Monday, June 16, 2014
Pre-Cana Part One
I wanted to write a little bit regarding the first Pre-Cana class AJ and I took last week. In order to be married in a Catholic Church, it's a required course that the couple must complete before the wedding. Our class was held at the Catholic Center in Bridgeport and was led by a lovely volunteer couple who had actually met for the first time at that very place for a church function!
There were about 25 couples there and most of them were young and around the same age as AJ and me. We were each given a work book that contains chapter summaries and questions. We went through the first four chapters which covered: matrimony; family of origin; romance, disillusionment, and joy; and sex and sexuality. At the beginning of the each chapter, the leaders would introduce what the chapter would discuss, then we would watch a video clip that featured other couples as well as priests or deacons who spoke on the subject, and then our leaders would share their own story. Then we would have about 20 minutes to do the workbook pages on our own and then share our answers with our fiancé.

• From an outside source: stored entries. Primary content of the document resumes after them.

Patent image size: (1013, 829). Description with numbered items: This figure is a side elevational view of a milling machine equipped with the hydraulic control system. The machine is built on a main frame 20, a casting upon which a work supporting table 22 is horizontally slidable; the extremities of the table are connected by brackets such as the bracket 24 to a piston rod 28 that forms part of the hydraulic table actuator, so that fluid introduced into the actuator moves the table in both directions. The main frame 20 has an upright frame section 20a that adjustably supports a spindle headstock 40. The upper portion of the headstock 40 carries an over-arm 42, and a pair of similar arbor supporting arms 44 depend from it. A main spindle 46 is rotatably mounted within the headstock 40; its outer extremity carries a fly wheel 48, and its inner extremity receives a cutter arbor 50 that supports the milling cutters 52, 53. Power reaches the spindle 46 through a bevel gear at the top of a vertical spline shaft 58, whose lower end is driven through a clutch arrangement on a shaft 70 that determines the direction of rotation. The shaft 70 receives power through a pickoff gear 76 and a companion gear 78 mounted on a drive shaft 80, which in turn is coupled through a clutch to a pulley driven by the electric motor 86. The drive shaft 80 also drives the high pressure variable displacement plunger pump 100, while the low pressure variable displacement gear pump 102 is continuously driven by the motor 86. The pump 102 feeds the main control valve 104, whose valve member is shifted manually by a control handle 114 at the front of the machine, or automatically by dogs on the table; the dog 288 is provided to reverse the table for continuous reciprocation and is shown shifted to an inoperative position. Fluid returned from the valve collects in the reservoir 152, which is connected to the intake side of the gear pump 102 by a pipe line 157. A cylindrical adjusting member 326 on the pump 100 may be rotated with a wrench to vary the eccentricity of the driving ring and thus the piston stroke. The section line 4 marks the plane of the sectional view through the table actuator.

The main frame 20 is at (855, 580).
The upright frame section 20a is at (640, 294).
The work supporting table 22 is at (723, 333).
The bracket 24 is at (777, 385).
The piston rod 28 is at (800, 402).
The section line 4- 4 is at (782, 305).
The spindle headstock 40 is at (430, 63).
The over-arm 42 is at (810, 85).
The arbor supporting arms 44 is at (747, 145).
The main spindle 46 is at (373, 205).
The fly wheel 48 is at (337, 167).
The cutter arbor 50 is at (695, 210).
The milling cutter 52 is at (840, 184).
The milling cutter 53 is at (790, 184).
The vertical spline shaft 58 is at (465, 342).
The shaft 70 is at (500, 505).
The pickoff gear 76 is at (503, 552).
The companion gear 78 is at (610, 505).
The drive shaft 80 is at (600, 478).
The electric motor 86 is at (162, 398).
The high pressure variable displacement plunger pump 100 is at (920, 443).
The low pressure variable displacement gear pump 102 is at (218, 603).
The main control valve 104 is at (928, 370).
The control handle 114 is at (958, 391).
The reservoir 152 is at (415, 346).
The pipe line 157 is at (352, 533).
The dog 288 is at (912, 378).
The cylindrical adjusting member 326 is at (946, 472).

It was a really interesting exercise and, if you took it seriously, you could get a lot out of it. I loved sharing my answers with AJ and seeing his. Since taking the class, people have asked us if we learned knew things about the other but we didn't really because it wasn't about getting to know your partner better, it was more about seeing how connected you were on certain topics. The exercises showed me that AJ and I are on a good track, that we're on the same page, and that we have good communication. We were very comfortable sharing our responses with each other and we were honest with everything. It led to some very interesting and helpful discussions on our long car ride to the Cape that followed!
The chapters that was the most interesting to me were the second and third. The second one discussed how we bring baggage from our childhood and family life into marriage and into our new family. The chapter shared how to make this transition smoothly and how to recognize what things from the your family of origin could affect your marriage. AJ and I had different upbringings but were raised with the same family values.
The third chapter spoke about the fact that after you go through the romantic phase of your marriage—the honeymoon phase—you can fall into something called disillusionment in which romance might be swept aside and your relationship is different than it was when you were first married. This happens to everyone, I imagine, and this is the stage in which a lot of people think it means that there marriage has gone bad and they decided to divorce. However, it's a stage that everyone will be faced with and it can be worked through. Once you get past the stage of disillusionment—and this stage could reappear or take years to muddle through—you come out with a stronger marriage that is even better than it was the day you were married!
I really enjoyed going to the class and I look forward to the final class next weekend. It brought out a lot of really great discussions for AJ and I, we even discussed the possibility of joining a marriage group within our church when we get married. It would be a great foundation and good way to make sure we always take time out to focus on our relationship.